La Journée Internationale pour les Objecteurs de Conscience est intimement liée aux Rencontres Internationales des Objecteurs de Conscience (ICOM). Entre 1981 et 1997, les ICOM étaient organisées tous les ans par des groupes affiliés à l'Internationale des Résistant-e-s à la Guerre. Elles eurent lieu au Pays Bas, en Espagne, en France, en Slovénie, en Autriche, en Hongrie, en Turquie, en Colombie et au Tchad, entre autres. Alors que les premières années, ont vu l'échange des idées et la mise en réseau international des objecteurs de conscience militants être la priorité, un objectif supplémentaire a ensuite été ajouté. Dans les pays où la situation de l'objection des objecteurs de conscience était particulièrement critique (et où elle l'est encore parfois), la présence internationale de militants a conduit au renforcement des groupes d'objecteurs locaux et de leurs initiatives. Ce n'est pas seulement la stratégie de l'objection de conscience qui a pu y être développée, mais de manière très pratique, l'importance du groupe dans son propre pays a été renforcée. Malheureusement, ces rencontres n'existent plus depuis quelques années maintenant.

Les ICOM, auxquelles participaient régulièrement une centaine de militants de plus de 20 pays, sont à la base de la Journée Internationale pour les Objecteurs de Conscience. En 1985, l'ICOM a décidé pour la première fois d'utiliser le 15 mai pour mettre en avant un aspect de l'action pour l'objection de conscience. L'objectif était d'alerter l'opinion au niveau international sur des thématiques ou sur la situation difficile de l'objection de conscience dans certains pays. Le 15 mai s'est ainsi focalisé sue la Grèce (1986), la Yougoslavie (1987), l'Afrique du Sud (1989), l'Espagne (1990), la Turquie (1992), l'ex-Yougoslavie (1993), la Colombie (1995). Des focus thématiques ont aussi eu lieu : contre l'incorporation des femmes (1991), pour l'accueil des hommes et femmes refusant l'incorporation ou désertant l'armée (1993). En 2001, la réunion du conseil de l'Internationale des Résistant-e-s à la Guerre a décidé de mettre en avant la situation des objecteurs et déserteurs de l'Angola. Pour 2002, le focus sur la région des Balkans.
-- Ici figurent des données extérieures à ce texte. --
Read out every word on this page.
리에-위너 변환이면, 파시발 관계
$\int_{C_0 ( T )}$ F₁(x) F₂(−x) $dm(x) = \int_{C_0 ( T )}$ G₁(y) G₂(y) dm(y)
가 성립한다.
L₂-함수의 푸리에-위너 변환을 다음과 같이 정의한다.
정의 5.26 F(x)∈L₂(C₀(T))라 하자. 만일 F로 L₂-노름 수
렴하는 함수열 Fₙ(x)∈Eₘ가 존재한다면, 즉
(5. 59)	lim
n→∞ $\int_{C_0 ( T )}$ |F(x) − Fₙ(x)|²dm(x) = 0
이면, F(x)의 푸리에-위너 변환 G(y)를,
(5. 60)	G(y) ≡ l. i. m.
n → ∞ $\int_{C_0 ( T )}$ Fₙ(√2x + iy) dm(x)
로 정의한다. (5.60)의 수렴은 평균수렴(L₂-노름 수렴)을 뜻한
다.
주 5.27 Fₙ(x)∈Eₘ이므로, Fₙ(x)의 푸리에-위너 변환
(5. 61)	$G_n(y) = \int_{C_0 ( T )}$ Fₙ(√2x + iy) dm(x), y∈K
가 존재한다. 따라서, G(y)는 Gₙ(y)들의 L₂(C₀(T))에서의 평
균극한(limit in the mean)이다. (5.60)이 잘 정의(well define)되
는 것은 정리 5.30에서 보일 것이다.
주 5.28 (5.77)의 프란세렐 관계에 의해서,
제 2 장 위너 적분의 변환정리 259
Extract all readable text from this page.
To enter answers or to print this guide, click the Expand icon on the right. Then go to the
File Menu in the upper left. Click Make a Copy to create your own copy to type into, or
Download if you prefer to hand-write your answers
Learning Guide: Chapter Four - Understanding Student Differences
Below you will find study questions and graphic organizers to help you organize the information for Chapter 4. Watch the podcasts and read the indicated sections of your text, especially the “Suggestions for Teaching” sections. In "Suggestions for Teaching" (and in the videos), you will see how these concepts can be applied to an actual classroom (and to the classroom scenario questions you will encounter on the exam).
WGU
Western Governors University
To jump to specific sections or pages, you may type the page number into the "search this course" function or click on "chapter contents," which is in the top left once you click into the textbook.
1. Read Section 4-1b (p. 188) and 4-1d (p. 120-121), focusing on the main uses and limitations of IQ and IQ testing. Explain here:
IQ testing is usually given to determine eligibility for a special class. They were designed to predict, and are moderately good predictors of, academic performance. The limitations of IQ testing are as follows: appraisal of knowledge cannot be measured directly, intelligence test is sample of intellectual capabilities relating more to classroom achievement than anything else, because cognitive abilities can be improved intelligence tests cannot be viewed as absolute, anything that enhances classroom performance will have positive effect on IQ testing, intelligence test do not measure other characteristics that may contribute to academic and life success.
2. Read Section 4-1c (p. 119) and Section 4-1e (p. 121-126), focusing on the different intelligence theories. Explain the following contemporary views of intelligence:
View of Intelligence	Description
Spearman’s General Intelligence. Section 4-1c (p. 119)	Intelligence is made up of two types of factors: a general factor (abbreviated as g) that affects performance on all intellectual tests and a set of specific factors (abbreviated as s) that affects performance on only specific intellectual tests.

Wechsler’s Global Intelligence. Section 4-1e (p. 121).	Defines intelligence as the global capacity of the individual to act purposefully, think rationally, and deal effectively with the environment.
Bien que les ICOM n'aient pas eu lieu depuis des années, le 15 mai s'est établi comme journée commune d'actions. Dans de nombreux endroits, les groupes se réfèrent au 15 mai dans leur travail pour l'objection de conscience. Le même jour , conférences, rassemblements, manifestations, actions, séminaires, campagnes et peut-être d'autres activités ont lieu dans de nombreuses parties du monde. Bien que la journée soient aujourd'hui utilisés par de nombreux groupes pour leurs propres problématiques liées à l'objection de conscience, avec un thème commun limité, le 15 mai est toujours une journée qui montre que la question de l'objection de conscience n'est pas nationale mais internationale, que la mise en réseau internationale apporte ce petit plus au mouvement des objecteurs de conscience.